Aflatoxins (AFTs), potent hepatocarcinogens, mutagens and teratogens, are secretions of Aspergillus flavus and A. parasiticus which can grow upon Glycine max beans. As previously reported, AFTs can inhibit both the elongation of excised soybean roots and uptake as well as incorporation of [ 14C]-leucine by and into cultured roots. This suggests that the AFTs may gain entrance into the roots. Here, we report both the uptake and distribution of aflatoxin B 1 (AFB 1) by and within the roots as well as the effects of the toxin upon time-dependent changes in root dry weight. Excised roots (from 3-day-old imbibed seeds) were incubated 18 hr with either 30 μg/ml unlabeled AFB 1 or 695,381 dpm [ 3H]-AFB 1 and subcellular fractions (1000, 40,000 and 80,000 g ) pellets and 80, 000 g supernatant) prepared by differential centrifugation of Miracloth filtrates of root homogenates. Both growth media and resuspended fractions were partitioned against chloroform and the organic phase chromatographed upon Adsorbosil + 1 soft and hard thin layer chromatoplates in chloroform: acetone: water (8.0 + 12.0 + 1.5). The separated unlabeled and labeled AFB 1 were quantified by u.v.-spectroscopy at 362 nm and liquid scintillation counting, respectively, after their removal from the chromatoplates. Inclusion of AFB 1 within the growth medium inhibited the time-dependent increase in root dry weight which occurred during culturing. Upon completion of culturing, roots took-up 24–66% of the AFB 1 within the growth medium.

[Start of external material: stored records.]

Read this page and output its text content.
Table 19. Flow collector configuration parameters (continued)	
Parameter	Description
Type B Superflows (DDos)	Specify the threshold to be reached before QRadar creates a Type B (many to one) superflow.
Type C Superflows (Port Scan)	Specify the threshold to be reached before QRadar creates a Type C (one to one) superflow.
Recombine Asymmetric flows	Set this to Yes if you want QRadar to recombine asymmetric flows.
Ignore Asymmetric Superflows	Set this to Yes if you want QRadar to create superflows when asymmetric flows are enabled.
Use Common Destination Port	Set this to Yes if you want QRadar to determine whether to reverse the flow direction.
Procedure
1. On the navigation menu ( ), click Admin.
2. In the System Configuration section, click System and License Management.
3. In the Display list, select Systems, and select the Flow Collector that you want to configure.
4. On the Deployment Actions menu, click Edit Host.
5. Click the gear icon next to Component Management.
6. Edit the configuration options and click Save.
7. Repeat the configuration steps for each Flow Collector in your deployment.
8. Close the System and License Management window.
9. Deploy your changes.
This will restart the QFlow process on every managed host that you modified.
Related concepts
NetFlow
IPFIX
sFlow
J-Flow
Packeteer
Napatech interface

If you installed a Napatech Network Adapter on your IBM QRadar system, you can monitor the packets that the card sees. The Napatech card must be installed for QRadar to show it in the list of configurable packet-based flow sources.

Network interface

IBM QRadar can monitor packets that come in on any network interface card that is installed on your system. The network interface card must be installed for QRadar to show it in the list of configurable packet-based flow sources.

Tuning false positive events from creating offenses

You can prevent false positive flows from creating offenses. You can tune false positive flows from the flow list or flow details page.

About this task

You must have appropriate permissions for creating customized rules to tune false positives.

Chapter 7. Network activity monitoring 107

Of the AFB 1 taken up, 5.9–8.6, 9.5–10.3, 2.4–9.1 and 60.7–77.1% were found in the 1000, 40,000 and 80,000 g pellets and as well as the 80,000 g supernatant, respectively, which were obtained by centrifugation. Based upon limited marker enzyme analyses and electron microscopy as well as previous chemical data, the organelle contents of the fractions were tentatively identified as 1000 (nuclei with nuclear envelope-endoplasmic reticulum connections), 40,000 (dictyosomes-mitochondria with nuclie and plasmalemma) and 80,000 (plasmalemma with mitochondria, dictyosomes and endoplasmic reticulum) g pellets and 80,000 g supernatant (ribosomes and cytosol). Thus, most of the AFB 1 which taken-up by roots, remains in a presumed ribosome-cytosol fraction.